Her voice was cold, her spine straight. The memory of the dream came at him so hard he could almost feel the bite of the wind, the snow lashing his cheeks in stinging gusts. His throat burned, scraped raw as he shouted Nina’s name. He wanted to tell her to be careful. He wanted to ask her what was wrong.
“No mourners,” he murmured.
“No funerals,” she replied, her eyes trained on the bridge.
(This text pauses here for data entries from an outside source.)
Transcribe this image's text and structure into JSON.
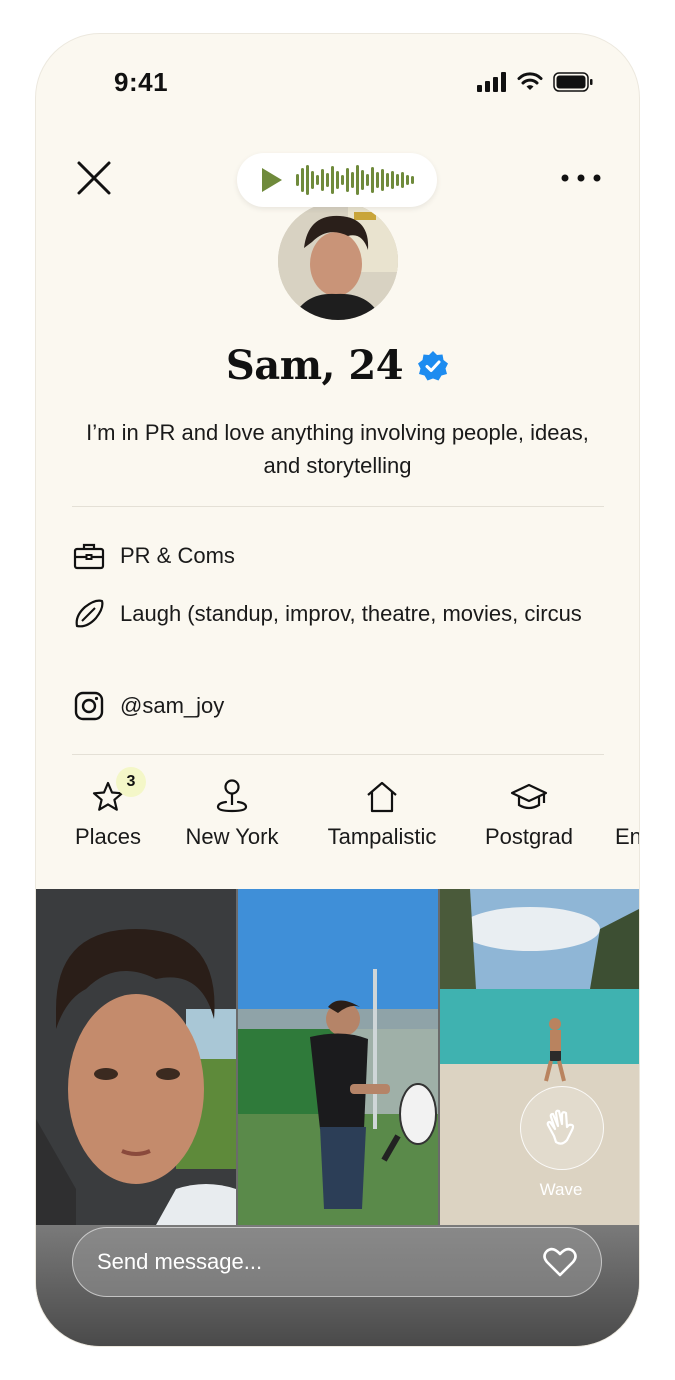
{
  "status_bar": {
    "time": "9:41"
  },
  "profile": {
    "name_age": "Sam, 24",
    "verified": true,
    "bio": "I’m in PR and love anything involving people, ideas, and storytelling"
  },
  "details": [
    {
      "icon": "briefcase-icon",
      "text": "PR & Coms"
    },
    {
      "icon": "surfboard-icon",
      "text": "Laugh (standup, improv, theatre, movies, circus"
    },
    {
      "icon": "instagram-icon",
      "text": "@sam_joy"
    }
  ],
  "chips": [
    {
      "icon": "star-icon",
      "label": "Places",
      "badge": "3"
    },
    {
      "icon": "location-pin-icon",
      "label": "New York"
    },
    {
      "icon": "house-icon",
      "label": "Tampalistic"
    },
    {
      "icon": "graduation-cap-icon",
      "label": "Postgrad"
    },
    {
      "icon": "",
      "label": "En"
    }
  ],
  "wave": {
    "label": "Wave"
  },
  "message": {
    "placeholder": "Send message..."
  },
  "colors": {
    "background": "#fbf8f0",
    "verified_blue": "#1d8cf0",
    "play_green": "#6f8a3b",
    "badge_yellow": "#f4f7c8"
  }
}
Matthias left quietly, descended the stairs, and crossed over the canal via the wide expanse of Goedmedbridge. He looked up at the balcony of the Ammbers Hotel but saw no sign of Nina. That was good. If he couldn’t see her from the bridge, then Van Eck wouldn’t be able to either. A few stone steps took him down to a dock where a flower seller was poling his barge full of blossoms into place in the rosy wash of morning light. Matthias exchanged a brief word with the man as he tended to his tulips and daffodils, noting the marks Wylan had chalked above the waterline on both sides of the canal. They were ready.
He made his way up the stairs of the Emporium Komedie, surrounded on all sides by masks and veils and glittering capes. Every floor had a different theme, offering fantasies of all kinds. He was horrified to see a rack of drüskelle costumes. Still, it was a good place to avoid notice.
He hurried to the roof and signaled to Jesper with his mirror. They were all in position now. Just before noon, Wylan would descend to wait in the canal-side café that always drew a noisy collection of street performers—musicians, mimes, jugglers—busking for tourist money. For now, the boy lay on his side, tucked beneath the stone ledge of the roof and dozing lightly. Matthias’ rifle lay bundled in oilcloth beside Wylan, and he’d set out a whole string of fireworks, their fuses curled like mice tails.
Matthias settled his back against the ledge and shut his eyes, floating in and out of consciousness. He was used to these long stretches with little sleep from his time with the drüskelle . He would wake when he needed to. But now, he marched across the ice, the wind howling in his ears. Even the Ravkans had a name for that wind, Gruzeburya , the brute, a killing wind. It came from the north, a storm that engulfed everything in its path. Soldiers died mere steps from their tents, lost in the whiteness, their cries for help eaten by the faceless cold. Nina was out there. He knew it and he had no way to reach her. He screamed her name again and again, feeling his feet going numb in his boots, the ice seeping through his clothes. He strained to hear an answer, but his ears were full of the roar of the storm and somewhere, in the distance, the howl of wolves. She would die on the ice. She would die alone and it would be his fault.